Le groupe Korian expérimente un « chariot d’activités flash » durant six mois dans quarante établissements. Pour Stéphane Hédont, responsable Thérapies et approches non médicamenteuses chez Korian, « il est établi que les troubles du comportement sont des symptômes majeurs liés à la maladie d’Alzheimer et apparentées et qu’ils contribuent à la perte d’autonomie du patient. Il existe aujourd’hui un arsenal thérapeutique non médicamenteux validé par des études scientifiques référentes et qui est utilisé dans des ateliers dédiés.  Nous avons voulu expérimenter une utilisation concentrée et disponible de ces thérapies en proposant des alternatives plus efficaces en cas de manifestations aigues de troubles du comportement. » L’objectif est de « dévier l’attention fixée sur un stimulus négatif, source d’angoisse, de stress ou d’anxiété par une stimulation récréative et plaisante permettant de lever des troubles du comportement et ce dès lors que la cause n’est pas somatique (douleur, inconfort, rétention urinaire, fièvre..) ou qu’une explication rationnelle ne peut fonctionner. Il est semblable aux chariots d’urgence des hôpitaux, positionné dans le couloir, toujours disponible et comprenant onze "activités flash" pour répondre aux urgences (agitation, comportements d’errance, agressivité, opposition violente, idées délirantes etc.). » L’activité de réminiscence propose des planches de photographies connues (stars, acteurs, sportifs, lieux et sites historiques) sur la période de vie des résidents accompagnés ; l’activité de récupération mnésique, des journaux et magazines récents ; les activité sensorielles, de l’huile de massage, des lingettes rafraichissantes et de la crème, et des moyens d’écouter de la musique d’ambiance relaxante ; l’activité praxique, de la pâte à modeler, des emporte-pièce, des feutres lavables et des feuilles de papier. L’activité environnementale propose des promenades dans le cas de déambulations ou de sortie inopportune ; la médiation par la musique propose divers moyens d’écouter de la musique ; l’activité de médiation praxique, des coussins et balles de mousse. D’autres activités de médiation proposent une « poupée d’empathie » et des jeux, issus de la recherche Ludim [projet distingué par ailleurs par une bourse doctorale 2015 de la Fondation Médéric Alzheimer].

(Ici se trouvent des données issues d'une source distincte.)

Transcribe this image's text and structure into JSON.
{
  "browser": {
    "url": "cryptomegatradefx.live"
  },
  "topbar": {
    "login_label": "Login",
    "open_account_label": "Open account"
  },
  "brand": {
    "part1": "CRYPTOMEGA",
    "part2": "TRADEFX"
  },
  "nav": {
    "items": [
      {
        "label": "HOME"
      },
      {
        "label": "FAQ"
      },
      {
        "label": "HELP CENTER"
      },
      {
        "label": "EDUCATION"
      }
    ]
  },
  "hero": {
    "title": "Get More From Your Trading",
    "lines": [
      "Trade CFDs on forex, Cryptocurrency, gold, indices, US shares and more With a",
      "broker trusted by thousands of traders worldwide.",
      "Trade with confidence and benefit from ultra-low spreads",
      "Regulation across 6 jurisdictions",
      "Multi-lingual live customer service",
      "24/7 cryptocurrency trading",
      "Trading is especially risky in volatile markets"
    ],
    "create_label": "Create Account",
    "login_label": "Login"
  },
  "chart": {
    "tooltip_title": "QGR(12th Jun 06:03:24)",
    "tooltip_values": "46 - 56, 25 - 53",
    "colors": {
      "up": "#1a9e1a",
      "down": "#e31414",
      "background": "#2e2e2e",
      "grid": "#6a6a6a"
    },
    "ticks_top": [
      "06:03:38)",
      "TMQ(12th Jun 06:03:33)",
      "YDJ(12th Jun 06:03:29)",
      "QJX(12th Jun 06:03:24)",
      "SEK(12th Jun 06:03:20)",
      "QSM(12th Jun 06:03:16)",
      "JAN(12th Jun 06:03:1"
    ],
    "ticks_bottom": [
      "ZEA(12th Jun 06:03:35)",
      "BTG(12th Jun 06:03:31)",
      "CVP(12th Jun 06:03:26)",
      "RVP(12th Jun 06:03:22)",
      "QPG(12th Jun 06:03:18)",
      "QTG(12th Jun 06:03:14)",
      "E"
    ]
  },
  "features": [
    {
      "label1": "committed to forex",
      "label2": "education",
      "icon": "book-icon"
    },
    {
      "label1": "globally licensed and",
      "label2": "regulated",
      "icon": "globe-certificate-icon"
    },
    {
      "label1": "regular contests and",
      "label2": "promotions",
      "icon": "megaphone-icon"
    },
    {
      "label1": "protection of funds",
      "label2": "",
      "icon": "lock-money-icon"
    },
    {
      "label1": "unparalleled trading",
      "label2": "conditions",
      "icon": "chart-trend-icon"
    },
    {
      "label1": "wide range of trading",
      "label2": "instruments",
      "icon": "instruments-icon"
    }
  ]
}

Information et soutien aux personnes malades

Lisa Junglas, conseillère conjugale et familiale, responsable du service “Alzheimer Écoute” et Danièle Nahoum, psychologue et présidente de France Alzheimer Vaucluse, animent un séminaire d’information et de soutien pour les personnes malades intitulé « Vivre avec la maladie ». Pour la psychologue, « il ne s’agit pas de donner la parole aux personnes malades, mais qu’elles puissent la prendre. Cela demande de l’énergie et du courage. Ces personnes se sont entretenues avec Lisa Junglas puis se sont retrouvées entre pairs en invitant souvent un proche pour partager avec elles ce risque de la prise de parole. Enfin, le souhait de ces personnes a été de porter leur parole à l’extérieur, ce qu’elles ont fait lors d’une Journée mondiale en 2013 puis dans le cadre d’une visite du Parlement européen. Pour Jacques Gaucher, professeur de psychologie à l’Université Lumière-Lyon-2, « il est important de considérer le binôme aidant-aidé en tant que tel car il partage beaucoup de problématiques. Ce projet est aussi une manière d’offrir un espace et un temps pour désenclaver ce binôme, s’ouvrir et partager avec d’autres. » Pour la sociologue Laëtitia Ngatcha-Ribert, chargée d'études senior à la Fondation Médéric Alzheimer, « ne pas se sentir jugé parce que l’on se retrouve entre pairs est l’un des principaux besoins des personnes malades qui témoignent souvent de la diminution de leurs contacts sociaux. Ce genre d’initiatives peut permettre de changer les représentations. »

9è Rencontres France Alzheimer et maladies apparentées. Les Actes. 8 décembre 2015. www.francealzheimer.org/sites/default/files/actes%20RFA2015.pdf (texte intégral).